There is strong evidence as well that the Conference rejected the right to close land borders where to do so would trap refugees in the persecutors' territory.6 Indeed, the majority agrees that the Convention does apply to refugees who have reached the border. Ante, at 181-182. The majority thus cannot maintain that Van Boetzelaer's interpretation prevailed.
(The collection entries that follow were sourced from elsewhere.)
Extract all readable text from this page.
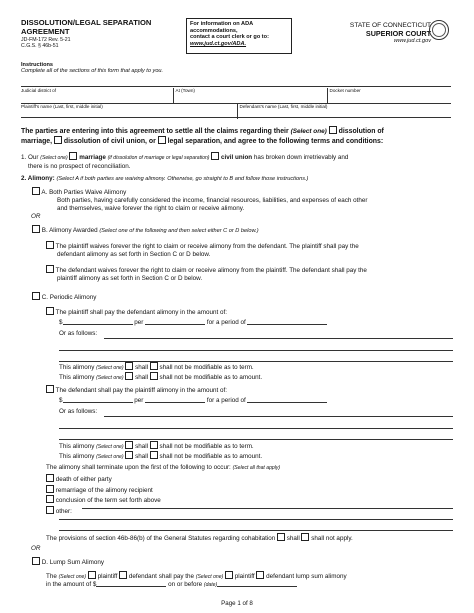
DISSOLUTION/LEGAL SEPARATION
AGREEMENT
JD-FM-172 Rev. 5-21
C.G.S. § 46b-51
For information on ADA
accommodations,
contact a court clerk or go to:
www.jud.ct.gov/ADA.
STATE OF CONNECTICUT
SUPERIOR COURT
www.jud.ct.gov
Instructions
Complete all of the sections of this form that apply to you.
Judicial district of	At (Town)	Docket number
Plaintiff's name (Last, first, middle initial)	Defendant's name (Last, first, middle initial)
The parties are entering into this agreement to settle all the claims regarding their (Select one) dissolution of
marriage, dissolution of civil union, or legal separation, and agree to the following terms and conditions:
1. Our (Select one) marriage (if dissolution of marriage or legal separation) civil union has broken down irretrievably and
there is no prospect of reconciliation.
2. Alimony: (Select A if both parties are waiving alimony. Otherwise, go straight to B and follow those instructions.)
A. Both Parties Waive Alimony
Both parties, having carefully considered the income, financial resources, liabilities, and expenses of each other
and themselves, waive forever the right to claim or receive alimony.
OR
B. Alimony Awarded (Select one of the following and then select either C or D below.)
The plaintiff waives forever the right to claim or receive alimony from the defendant. The plaintiff shall pay the
defendant alimony as set forth in Section C or D below.
The defendant waives forever the right to claim or receive alimony from the plaintiff. The defendant shall pay the
plaintiff alimony as set forth in Section C or D below.
C. Periodic Alimony
The plaintiff shall pay the defendant alimony in the amount of:
$	per	for a period of
Or as follows:
This alimony (Select one) shall shall not be modifiable as to term.
This alimony (Select one) shall shall not be modifiable as to amount.
The defendant shall pay the plaintiff alimony in the amount of:
$	per	for a period of
Or as follows:
This alimony (Select one) shall shall not be modifiable as to term.
This alimony (Select one) shall shall not be modifiable as to amount.
The alimony shall terminate upon the first of the following to occur: (Select all that apply)
death of either party
remarriage of the alimony recipient
conclusion of the term set forth above
other:
The provisions of section 46b-86(b) of the General Statutes regarding cohabitation shall shall not apply.
OR
D. Lump Sum Alimony
The (Select one) plaintiff defendant shall pay the (Select one) plaintiff defendant lump sum alimony
in the amount of $	on or before (date)
Page 1 of 8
6 In proceedings prior to that at which Van Boetzelaer made his remarks, the Ad Hoc Committee delegates from France, Belgium, and the United Kingdom had made clear that the principle of non-refoulement, which existed only in France and Belgium, did proscribe the rejection of refugees at a country's frontier. Ad Hoc Committee on Statelessness and Related Problems, Summary Record of the Twenty-First Meeting, U. N. Doc. E/AC.32/SR.21, pp. 4-5 (1950). Consistent with the United States' historically strong support of nonreturn, the United States delegate to the Committee, Louis Henkin, confirmed this:
"Whether it was a question of closing the frontier to a refugee who asked admittance, or of turning him back after he had crossed the frontier, or even of expelling him after he had been admitted to residence in the territory, the problem was more or less the same.
"Whatever the case might be . . . he must not be turned back to a country where his life or freedom could be threatened. No consideration of public order should be allowed to overrule that guarantee, for if the State concerned wished to get rid of the refugee at all costs, it could send him to another country or place him in an internment camp." Ad Hoc Committee on Statelessness and Related Problems, Summary Record of the Twentieth Meeting, U. N. Doc. E/AC.32/SR.20, ¶¶ 54 and 55, pp. 11- 12 (1950).
Speaking next, the Israeli delegate to the Ad Hoc Committee concluded: "The Committee had already settled the humanitarian question of sending any refugee . . . back to a territory where his life or liberty might be in danger." Id., ¶ 61, at 13.